Douglass himself spoke of the unjust treatment of the Chinese in an 1869 speech: "There are such things as human rights," he said. "Among these, is the right to locomotion; the right of migration; the right which belongs to no particular race, but belongs alike to all and to all alike."

Yet, in 2016, many in the United States are denied this right to migration. Some observers have even likened current U.S. immigration policies to the Fugitive Slave Acts, which required captured slaves to be returned to their masters, and which forced citizens of free states to comply.

Enforcement of the Fugitive Slave Acts left even free Blacks fearing for their safety. Today, U.S. Immigration and Customs Enforcement officials target Latino communities in ways that similarly leave even those who are documented at risk of intimidation.

Also, like enslaved people in the 1800s, many undocumented immigrants today have little hope in appealing for legal status in court, however horrific the circumstances they escaped. Consider the more than 300 Central American youth who were detained this year during raids. They fled to the U.S. as minors but upon turning 18 have been denied asylum by immigration courts and ordered back to their home countries, some of the most dangerous in the world.

In his 1852 speech, Douglass described a scene that was not uncommon during slavery: a 13-year-old being sold and torn away from her mother.
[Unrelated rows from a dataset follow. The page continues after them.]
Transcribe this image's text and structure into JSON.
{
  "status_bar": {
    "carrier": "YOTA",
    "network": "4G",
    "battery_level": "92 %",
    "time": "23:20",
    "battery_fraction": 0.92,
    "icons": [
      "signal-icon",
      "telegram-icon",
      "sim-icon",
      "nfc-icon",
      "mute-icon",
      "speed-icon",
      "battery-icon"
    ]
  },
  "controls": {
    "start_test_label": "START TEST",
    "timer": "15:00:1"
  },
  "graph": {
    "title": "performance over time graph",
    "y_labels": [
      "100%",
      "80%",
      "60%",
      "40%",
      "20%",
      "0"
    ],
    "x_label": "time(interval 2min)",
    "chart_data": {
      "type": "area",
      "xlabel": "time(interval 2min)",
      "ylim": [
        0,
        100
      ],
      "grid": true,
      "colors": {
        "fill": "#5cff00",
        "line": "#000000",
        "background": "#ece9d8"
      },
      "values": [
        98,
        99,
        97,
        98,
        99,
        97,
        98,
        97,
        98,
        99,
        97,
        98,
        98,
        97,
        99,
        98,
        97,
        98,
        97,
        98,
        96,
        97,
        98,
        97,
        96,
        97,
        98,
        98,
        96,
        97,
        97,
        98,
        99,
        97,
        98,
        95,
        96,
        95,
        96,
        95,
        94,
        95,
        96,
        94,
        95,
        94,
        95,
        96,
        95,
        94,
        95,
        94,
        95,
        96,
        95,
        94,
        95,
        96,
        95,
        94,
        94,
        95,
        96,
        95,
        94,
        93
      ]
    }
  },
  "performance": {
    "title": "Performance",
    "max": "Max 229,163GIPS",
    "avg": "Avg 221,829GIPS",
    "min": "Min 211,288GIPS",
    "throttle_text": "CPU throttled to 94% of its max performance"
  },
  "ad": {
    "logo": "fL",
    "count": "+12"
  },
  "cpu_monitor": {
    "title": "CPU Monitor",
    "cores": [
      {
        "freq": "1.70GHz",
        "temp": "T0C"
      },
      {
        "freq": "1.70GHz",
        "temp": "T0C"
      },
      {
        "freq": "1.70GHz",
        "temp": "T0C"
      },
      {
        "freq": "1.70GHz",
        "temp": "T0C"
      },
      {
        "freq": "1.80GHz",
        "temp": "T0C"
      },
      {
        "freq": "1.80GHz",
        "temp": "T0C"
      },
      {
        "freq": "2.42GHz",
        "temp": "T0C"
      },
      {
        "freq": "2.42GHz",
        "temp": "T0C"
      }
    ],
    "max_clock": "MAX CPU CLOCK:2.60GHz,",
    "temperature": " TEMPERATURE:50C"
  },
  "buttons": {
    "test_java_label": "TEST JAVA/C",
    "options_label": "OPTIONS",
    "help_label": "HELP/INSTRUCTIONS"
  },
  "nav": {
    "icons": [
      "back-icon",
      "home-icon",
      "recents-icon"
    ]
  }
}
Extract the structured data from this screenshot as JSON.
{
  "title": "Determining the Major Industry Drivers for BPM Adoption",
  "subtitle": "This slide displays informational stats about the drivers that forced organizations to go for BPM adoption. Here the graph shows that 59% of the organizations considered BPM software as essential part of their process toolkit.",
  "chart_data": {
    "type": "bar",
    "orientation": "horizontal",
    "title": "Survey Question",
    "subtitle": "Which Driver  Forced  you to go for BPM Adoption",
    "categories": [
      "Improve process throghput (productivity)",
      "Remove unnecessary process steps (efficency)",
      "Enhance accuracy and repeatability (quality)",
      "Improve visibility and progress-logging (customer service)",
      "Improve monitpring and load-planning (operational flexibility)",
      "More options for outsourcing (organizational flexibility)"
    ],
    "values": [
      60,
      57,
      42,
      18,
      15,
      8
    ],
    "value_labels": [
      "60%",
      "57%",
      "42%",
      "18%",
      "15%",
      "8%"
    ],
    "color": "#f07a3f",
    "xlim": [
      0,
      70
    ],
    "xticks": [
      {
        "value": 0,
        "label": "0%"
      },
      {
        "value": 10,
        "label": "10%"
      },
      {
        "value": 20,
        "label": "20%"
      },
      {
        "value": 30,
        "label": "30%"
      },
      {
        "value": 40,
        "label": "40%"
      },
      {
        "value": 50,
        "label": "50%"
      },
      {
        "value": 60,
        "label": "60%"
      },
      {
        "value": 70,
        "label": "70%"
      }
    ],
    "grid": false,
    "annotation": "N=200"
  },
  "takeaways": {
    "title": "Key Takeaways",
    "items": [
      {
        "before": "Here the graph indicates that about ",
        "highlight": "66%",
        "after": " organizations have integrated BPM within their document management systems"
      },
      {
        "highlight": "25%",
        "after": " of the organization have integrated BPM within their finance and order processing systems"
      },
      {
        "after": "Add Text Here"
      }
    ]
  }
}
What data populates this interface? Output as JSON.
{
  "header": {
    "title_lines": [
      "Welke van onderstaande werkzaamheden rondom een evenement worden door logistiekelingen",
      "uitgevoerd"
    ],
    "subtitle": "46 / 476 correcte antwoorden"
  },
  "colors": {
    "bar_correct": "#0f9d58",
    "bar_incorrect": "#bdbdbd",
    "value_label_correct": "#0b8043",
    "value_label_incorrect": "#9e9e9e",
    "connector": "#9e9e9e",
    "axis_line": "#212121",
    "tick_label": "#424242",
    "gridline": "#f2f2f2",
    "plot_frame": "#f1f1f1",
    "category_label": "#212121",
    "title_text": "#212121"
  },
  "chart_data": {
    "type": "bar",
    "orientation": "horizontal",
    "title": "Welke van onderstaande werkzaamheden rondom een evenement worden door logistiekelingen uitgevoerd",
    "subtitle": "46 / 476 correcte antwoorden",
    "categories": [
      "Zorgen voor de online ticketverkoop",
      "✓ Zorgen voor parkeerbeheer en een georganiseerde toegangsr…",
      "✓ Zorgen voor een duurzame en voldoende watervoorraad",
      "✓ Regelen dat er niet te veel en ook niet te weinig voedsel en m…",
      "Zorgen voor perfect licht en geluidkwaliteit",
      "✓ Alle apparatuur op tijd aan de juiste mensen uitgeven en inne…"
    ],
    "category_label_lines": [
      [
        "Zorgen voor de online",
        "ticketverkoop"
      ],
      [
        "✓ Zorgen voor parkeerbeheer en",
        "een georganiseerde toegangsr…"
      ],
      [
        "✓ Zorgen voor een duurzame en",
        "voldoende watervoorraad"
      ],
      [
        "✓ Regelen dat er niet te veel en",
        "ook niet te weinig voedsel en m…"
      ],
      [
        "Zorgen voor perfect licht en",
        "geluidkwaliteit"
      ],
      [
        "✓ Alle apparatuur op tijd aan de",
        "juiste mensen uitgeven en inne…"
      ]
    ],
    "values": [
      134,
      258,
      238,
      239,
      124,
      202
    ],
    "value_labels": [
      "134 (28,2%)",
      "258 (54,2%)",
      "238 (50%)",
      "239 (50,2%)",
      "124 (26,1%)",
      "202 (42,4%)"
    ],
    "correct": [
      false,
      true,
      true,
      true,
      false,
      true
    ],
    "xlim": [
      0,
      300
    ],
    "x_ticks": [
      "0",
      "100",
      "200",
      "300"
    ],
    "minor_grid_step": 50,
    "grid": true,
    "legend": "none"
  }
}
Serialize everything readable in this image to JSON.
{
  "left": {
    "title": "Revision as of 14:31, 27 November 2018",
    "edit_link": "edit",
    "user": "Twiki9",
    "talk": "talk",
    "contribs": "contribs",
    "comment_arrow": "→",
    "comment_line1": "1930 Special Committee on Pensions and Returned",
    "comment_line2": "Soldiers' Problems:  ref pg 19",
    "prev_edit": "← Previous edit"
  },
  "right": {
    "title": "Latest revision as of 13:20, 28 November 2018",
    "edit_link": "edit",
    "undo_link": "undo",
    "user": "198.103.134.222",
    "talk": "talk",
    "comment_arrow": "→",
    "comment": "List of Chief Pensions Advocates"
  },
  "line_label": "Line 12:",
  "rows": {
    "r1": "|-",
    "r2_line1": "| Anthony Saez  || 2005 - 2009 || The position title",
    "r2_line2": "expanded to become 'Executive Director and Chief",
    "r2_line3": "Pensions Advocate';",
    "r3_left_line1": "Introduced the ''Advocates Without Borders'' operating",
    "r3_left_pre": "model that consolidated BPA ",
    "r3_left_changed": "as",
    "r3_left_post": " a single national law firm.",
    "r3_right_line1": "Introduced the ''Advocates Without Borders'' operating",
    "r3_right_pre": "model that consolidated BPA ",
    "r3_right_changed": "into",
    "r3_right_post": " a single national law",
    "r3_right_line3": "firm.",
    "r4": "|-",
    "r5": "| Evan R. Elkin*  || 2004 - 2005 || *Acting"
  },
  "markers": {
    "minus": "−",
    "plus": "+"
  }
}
Current U.S. immigration policies continue to tear apart families or force them to live in constant fear of separation.

So the question we might ask today is, "What to the immigrant is the Fourth of July?"

America is a nation that professes to welcome immigrants. The Statue of Liberty does not serve as a beacon only for the most financially stable, well dressed, or well-educated. It specifically calls to those seeking asylum — the "tired, poor, huddled masses yearning to be free."

If the U.S. truly wants to live out its ideals, it should take note of Douglass' words from his 1852 speech: "The feeling of the nation must be quickened; the conscience of the nation must be roused; the propriety of the nation must be startled; the hypocrisy of the nation must be exposed; and the crimes against God and man must be proclaimed and denounced."